Gestern hat Obama die jährliche Rede zur Lage der Nation gehalten.

Es handelt sich um ein Stück Polittheater, dass seit Präsident Wilson jeder Präsident jährlich vor versammeltem Kongress mitspielt. Vorher wurde der Bericht meist als schriftlicher Rapport eingereicht (hier die vollen sieben Seiten vom ersten Bericht zur Lage der Nation überhaupt, verfasst von George Washington). Das ganze geht zurück auf einen Verfassungsartikel der verlangt, dass der Präsident von “Zeit zu Zeit” einen Zustandsbericht zur Lage der Nation abhält.

Politisch haben diese Reden meist nur einen sehr beschränkter Einfluss. Sie werden aber oft als Fenster betrachtet, durch welches man erspähen kann, was die Administration im kommenden Jahr so plant und wo sie meint, die Prioritäten setzen zu wollen. Trotz der Aufregung um die Rede bleibt das meiste kaum im politischen Kurzzeitgedächtnis hängen (wer erinnert sich zum Beispiel, dass Bush 2008 sich dem Klimawandel und dem Budget annehmen wollte?).

Ein Kabinettmitglied wird während der Rede unter präsidiale Schutzmassnahmen gestellt und hält sich an einem geheimen Ort auf, sollte der ganzen Landesführung, die sich im Capitol aufhält, etwas zustossen. Dies ist der sogenannte designated survivor. Angeblich gibt es auch eine Rumpflegislatur, die Bereitschaftsdienst hat.

Die Rede wird von grossen Teilen der Bevölkerung mitverfolgt (was den Anreiz zum theatralischen vermutlich für Politikerinnen und Politiker noch vergrössert). Manche nehmen es auch mit Humor, so geisterte gestern zum Beispiel ein Trinkspiel für die State of the Union Rede durchs Netz oder aber die Bingo Karten vom Atlantic. Unterhaltsam ist auch der historischer Rückblick, welche Wörter wie oft in der Vergangenheit in diesen Reden verwendet wurden. Hier ist die BBC und hier die New York Times am Wörter zählen.

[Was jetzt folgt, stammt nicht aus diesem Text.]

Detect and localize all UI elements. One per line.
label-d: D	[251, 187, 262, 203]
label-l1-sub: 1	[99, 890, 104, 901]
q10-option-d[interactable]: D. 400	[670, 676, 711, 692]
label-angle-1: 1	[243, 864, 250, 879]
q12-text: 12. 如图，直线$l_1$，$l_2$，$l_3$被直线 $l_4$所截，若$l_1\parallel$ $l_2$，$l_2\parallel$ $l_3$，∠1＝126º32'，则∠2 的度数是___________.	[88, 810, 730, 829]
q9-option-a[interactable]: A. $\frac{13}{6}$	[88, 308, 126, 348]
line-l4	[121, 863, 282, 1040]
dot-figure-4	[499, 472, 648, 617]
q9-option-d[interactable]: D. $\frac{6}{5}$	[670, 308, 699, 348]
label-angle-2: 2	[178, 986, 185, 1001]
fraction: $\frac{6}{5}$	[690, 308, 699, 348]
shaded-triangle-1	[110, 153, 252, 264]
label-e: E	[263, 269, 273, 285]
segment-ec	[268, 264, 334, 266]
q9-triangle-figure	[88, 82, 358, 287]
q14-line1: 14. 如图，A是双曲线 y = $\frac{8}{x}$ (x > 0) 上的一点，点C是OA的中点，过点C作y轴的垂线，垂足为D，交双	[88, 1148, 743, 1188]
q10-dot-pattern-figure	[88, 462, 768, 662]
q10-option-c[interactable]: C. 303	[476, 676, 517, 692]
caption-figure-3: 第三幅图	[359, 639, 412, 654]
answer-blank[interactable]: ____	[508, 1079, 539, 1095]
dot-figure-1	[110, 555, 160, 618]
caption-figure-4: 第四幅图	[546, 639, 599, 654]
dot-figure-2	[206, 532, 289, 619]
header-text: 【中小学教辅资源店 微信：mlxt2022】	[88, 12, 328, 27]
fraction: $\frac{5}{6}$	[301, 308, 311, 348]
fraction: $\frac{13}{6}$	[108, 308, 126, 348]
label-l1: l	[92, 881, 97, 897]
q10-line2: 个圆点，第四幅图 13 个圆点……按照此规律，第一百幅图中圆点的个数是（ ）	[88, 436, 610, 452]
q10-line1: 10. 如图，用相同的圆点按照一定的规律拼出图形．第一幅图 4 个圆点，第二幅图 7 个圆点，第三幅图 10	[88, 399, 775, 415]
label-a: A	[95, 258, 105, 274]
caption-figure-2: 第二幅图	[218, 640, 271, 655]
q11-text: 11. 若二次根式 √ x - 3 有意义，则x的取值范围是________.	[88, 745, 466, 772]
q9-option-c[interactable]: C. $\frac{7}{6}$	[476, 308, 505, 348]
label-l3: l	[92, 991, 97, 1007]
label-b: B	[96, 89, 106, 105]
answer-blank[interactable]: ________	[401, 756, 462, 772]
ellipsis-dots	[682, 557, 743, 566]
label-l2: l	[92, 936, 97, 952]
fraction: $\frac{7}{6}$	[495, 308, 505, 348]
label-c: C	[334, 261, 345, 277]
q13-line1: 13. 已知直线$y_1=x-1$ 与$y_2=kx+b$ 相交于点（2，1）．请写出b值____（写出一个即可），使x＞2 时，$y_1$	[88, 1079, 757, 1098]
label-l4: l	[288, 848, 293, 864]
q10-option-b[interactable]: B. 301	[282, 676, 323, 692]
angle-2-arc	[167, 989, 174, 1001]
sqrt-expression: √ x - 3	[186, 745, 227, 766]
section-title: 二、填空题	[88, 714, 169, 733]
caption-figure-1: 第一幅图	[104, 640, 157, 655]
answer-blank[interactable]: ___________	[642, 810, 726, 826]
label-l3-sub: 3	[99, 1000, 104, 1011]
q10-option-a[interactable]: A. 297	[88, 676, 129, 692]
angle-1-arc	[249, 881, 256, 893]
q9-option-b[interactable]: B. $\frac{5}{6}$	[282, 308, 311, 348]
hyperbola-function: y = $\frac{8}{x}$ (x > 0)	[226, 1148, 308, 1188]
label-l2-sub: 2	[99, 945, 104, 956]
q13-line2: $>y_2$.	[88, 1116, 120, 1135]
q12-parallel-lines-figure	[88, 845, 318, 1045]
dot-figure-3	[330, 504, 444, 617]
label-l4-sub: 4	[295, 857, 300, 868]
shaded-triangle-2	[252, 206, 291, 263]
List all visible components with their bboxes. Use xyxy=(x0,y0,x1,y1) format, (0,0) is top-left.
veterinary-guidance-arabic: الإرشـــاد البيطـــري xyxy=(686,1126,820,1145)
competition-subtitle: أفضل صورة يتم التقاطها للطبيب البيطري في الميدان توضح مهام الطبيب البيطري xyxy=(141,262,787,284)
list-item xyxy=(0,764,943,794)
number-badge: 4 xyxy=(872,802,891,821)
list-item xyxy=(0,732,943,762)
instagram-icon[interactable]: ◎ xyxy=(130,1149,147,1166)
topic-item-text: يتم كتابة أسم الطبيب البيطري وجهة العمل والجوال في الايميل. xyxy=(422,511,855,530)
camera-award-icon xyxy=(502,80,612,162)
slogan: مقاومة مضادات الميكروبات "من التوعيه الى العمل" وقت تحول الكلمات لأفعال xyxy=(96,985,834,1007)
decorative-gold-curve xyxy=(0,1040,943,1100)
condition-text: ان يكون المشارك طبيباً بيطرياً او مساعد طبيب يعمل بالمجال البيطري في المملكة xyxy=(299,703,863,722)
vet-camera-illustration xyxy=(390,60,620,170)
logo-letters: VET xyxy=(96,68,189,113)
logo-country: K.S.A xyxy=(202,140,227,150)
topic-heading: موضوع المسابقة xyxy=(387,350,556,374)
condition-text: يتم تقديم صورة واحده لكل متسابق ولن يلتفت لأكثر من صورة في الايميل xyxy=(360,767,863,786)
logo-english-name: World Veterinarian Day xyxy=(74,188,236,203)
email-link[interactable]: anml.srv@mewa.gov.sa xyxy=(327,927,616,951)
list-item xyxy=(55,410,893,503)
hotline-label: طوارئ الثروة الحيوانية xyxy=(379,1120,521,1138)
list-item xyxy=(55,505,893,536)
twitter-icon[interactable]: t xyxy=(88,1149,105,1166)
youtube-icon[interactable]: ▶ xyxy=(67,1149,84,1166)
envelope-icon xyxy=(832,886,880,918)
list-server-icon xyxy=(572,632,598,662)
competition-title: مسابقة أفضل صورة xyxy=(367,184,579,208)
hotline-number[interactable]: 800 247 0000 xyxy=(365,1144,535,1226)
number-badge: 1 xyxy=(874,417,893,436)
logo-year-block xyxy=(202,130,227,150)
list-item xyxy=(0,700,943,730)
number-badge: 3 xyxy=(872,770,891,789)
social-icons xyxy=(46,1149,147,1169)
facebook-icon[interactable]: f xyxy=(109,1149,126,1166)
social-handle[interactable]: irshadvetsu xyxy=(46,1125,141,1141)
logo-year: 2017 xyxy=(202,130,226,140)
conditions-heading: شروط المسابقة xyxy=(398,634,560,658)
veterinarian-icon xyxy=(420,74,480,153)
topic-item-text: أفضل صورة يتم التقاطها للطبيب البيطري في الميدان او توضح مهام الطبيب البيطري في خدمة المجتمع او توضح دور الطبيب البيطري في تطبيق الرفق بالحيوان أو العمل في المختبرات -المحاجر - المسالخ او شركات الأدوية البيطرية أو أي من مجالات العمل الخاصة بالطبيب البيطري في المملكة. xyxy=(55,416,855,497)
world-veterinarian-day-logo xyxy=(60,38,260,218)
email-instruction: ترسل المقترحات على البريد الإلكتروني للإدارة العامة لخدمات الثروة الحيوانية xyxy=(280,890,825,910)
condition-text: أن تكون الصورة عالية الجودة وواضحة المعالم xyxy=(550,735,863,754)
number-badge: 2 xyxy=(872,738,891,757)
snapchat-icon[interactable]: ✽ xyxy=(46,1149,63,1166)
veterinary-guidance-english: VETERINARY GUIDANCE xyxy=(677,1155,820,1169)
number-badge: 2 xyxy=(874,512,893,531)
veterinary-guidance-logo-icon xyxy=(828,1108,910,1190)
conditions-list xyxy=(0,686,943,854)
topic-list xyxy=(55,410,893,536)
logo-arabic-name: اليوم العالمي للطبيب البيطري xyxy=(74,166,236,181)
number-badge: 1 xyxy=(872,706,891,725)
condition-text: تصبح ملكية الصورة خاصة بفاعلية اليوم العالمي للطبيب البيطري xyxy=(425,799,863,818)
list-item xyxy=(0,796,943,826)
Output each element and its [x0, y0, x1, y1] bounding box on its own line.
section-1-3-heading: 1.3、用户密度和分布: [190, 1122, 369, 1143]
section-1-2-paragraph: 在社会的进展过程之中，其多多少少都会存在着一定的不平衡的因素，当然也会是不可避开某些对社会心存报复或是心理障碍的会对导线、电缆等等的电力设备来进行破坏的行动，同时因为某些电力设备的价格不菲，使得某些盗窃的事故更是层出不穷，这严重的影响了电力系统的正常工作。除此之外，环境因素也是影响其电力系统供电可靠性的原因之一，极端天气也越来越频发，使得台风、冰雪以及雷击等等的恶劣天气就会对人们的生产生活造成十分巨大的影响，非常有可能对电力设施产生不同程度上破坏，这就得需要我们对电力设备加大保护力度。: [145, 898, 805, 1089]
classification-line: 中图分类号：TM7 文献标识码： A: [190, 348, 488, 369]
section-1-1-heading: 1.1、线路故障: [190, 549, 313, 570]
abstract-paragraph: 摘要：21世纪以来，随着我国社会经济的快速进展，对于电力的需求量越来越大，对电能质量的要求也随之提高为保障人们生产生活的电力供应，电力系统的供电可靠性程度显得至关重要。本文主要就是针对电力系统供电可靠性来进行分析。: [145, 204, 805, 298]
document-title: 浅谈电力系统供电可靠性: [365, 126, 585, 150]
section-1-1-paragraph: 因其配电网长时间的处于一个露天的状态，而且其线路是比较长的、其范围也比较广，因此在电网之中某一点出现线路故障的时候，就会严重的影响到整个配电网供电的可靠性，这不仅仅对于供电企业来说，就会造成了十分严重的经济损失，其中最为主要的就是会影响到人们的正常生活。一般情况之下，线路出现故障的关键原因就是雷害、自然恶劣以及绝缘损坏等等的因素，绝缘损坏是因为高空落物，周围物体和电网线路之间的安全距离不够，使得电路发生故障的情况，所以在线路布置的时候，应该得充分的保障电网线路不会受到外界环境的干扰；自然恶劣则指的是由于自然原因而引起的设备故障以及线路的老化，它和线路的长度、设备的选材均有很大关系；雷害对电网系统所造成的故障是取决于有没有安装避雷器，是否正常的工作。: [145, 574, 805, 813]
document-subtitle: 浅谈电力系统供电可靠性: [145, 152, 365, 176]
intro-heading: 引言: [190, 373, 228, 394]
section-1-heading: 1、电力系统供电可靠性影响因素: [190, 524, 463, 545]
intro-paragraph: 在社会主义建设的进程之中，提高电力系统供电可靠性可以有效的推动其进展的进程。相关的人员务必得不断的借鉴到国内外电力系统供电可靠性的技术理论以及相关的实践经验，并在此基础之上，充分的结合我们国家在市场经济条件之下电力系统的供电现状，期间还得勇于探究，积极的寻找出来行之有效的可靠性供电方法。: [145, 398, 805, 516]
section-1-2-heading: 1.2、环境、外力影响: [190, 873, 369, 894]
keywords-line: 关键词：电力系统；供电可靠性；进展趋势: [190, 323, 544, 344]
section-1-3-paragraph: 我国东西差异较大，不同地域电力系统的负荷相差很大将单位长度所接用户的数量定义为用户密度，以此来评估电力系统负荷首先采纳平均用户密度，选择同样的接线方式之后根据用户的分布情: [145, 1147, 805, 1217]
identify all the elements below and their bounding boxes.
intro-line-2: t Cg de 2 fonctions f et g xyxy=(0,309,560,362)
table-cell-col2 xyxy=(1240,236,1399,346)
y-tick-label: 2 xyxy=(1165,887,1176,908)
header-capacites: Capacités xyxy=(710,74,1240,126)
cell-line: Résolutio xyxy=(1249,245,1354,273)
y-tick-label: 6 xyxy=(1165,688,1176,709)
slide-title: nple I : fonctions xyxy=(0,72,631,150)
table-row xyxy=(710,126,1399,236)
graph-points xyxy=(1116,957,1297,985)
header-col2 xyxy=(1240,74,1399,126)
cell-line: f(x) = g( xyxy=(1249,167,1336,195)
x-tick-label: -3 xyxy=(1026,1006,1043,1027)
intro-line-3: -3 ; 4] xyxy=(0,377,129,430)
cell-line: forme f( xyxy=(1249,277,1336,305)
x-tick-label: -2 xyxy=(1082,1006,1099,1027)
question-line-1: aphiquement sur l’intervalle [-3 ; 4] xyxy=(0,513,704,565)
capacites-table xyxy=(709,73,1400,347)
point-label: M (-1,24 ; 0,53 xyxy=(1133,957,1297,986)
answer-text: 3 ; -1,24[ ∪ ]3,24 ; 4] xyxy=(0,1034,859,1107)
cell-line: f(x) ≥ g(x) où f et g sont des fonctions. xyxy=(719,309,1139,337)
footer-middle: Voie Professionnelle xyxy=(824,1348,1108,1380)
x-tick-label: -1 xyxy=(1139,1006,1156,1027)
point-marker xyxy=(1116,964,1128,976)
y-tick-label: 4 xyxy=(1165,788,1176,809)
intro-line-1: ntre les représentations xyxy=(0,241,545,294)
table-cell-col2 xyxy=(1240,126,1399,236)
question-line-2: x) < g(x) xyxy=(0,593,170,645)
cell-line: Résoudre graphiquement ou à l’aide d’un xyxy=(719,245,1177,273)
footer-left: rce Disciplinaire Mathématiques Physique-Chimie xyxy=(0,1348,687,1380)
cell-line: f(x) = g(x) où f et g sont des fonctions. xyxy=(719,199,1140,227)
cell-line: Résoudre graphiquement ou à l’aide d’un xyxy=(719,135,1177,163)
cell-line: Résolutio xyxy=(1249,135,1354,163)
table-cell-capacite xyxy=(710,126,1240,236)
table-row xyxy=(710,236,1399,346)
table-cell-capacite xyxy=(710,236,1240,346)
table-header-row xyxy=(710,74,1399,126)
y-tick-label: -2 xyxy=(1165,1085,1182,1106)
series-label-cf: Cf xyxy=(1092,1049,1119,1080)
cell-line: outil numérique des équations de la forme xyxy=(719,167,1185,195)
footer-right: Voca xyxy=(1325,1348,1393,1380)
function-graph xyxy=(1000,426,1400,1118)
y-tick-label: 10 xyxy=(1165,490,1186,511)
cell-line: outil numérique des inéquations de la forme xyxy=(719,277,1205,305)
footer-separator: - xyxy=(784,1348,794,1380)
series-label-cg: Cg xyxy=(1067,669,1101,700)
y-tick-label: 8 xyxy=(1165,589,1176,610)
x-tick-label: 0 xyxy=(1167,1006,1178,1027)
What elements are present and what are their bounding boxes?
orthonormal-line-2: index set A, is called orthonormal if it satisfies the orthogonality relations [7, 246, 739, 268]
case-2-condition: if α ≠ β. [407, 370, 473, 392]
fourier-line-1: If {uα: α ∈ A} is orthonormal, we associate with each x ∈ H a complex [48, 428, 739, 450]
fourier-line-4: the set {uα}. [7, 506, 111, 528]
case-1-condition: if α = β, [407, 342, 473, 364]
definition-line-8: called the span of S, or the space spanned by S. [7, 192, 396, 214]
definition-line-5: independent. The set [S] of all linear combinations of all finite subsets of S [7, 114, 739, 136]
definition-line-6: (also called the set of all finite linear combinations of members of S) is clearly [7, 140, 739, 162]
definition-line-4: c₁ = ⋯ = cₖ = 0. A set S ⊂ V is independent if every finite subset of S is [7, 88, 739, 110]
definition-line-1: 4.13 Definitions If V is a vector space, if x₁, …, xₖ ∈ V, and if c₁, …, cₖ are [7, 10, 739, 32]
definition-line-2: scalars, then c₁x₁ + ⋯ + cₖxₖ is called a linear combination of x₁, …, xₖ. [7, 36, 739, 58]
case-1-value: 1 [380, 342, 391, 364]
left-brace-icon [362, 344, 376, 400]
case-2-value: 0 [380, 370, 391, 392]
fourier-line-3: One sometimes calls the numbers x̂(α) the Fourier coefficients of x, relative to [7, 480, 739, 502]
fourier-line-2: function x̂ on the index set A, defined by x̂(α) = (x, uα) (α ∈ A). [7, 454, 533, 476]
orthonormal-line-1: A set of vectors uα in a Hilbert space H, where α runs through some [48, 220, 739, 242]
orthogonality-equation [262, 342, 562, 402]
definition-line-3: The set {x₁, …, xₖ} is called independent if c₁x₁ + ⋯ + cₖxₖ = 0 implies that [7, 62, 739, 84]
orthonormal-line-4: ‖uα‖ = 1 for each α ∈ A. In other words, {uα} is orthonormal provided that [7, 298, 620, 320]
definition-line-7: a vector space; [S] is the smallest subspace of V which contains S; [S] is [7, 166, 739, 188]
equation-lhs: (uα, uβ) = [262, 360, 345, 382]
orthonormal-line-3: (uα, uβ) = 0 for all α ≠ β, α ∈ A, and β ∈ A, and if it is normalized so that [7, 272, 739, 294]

Obama und das wusste man schon vor der Rede, hat von einem neuen Sputnik-Moment gesprochen. Eine Anlehnung an die Schockwelle von 1957 als die Sowjetunion einen Satelliten ins All Schoss der die Erde umkreiste. Diese Zeichen der technischen Überlegenheit, welches man am Nachthimmel vorbeiflitzen sehen konnte, schreckte die USA auf und war nicht nur der Anfang einer Innovationswelle, sondern auch des Wettlaufs ins All. Eine schöne rhetorische Idee von Obamas Redenschreiberlingen.

Hier ist die Rede als Wortwolke (mit Wordle produziert):

SOTU.jpg

Kommentare (8)

  1. #1 KommentarAbo
    Januar 26, 2011

  2. #2 Alexander Stirn
    Januar 26, 2011

    Interessant (wenn auch nicht überraschend) fand ich ja, dass der POTUS die alte Raumfahrt-Rhetorik herauskramt (“Sputnik-Moment”, “Apollo-Projekte der heutigen Zeit”), gleichzeitig die aktuelle Raumfahrt aber nicht als Innovationstreiber sieht – im Gegensatz zu Biomedizin, Information, sauberer Technologie.

  3. #3 MJ
    Januar 26, 2011

    Ich weiss nicht, was Obamas “Basis” zur SOTU-Rede sagt, aber zumindest liberale Kommentatoren, die er ohnehin schon seit laengerem vergrault hat, scheinen wenig angetan zu sein und sehen eher uninspirierten Wurstsalat als die Energie, die ihn zum Praesidenten gemacht hat. Paul Krugman sagt schlicht und woertlich “Meh” und sieht sowieso einen Denkfehler in der Themensetzung. Brad Delong hat das ganze nicht einmal wirklich erwaehnt. Ezra Klein sieht auch eher uninspiriertes Geplaudere mit Verweisen auf falsche und sinnlose Zielsetzungen. Blog-Netzwerke wie correntewire haben ohnehin schon lange nichts GUtes mehr ueber Obama zu sagen, auch nicht ueber diese Rede; Atrios bei eschatonblog hat lediglich gepostet, das in SOTUs nicht interessieren – und auch dieser hat daran nichts geaendert. Und haetten sich nicht Bachmann und Ryan in ihren Reaktionen mit derartig dummen Falschaussagen komptromittiert, wuerde wahrscheinlich gar niemand davon reden.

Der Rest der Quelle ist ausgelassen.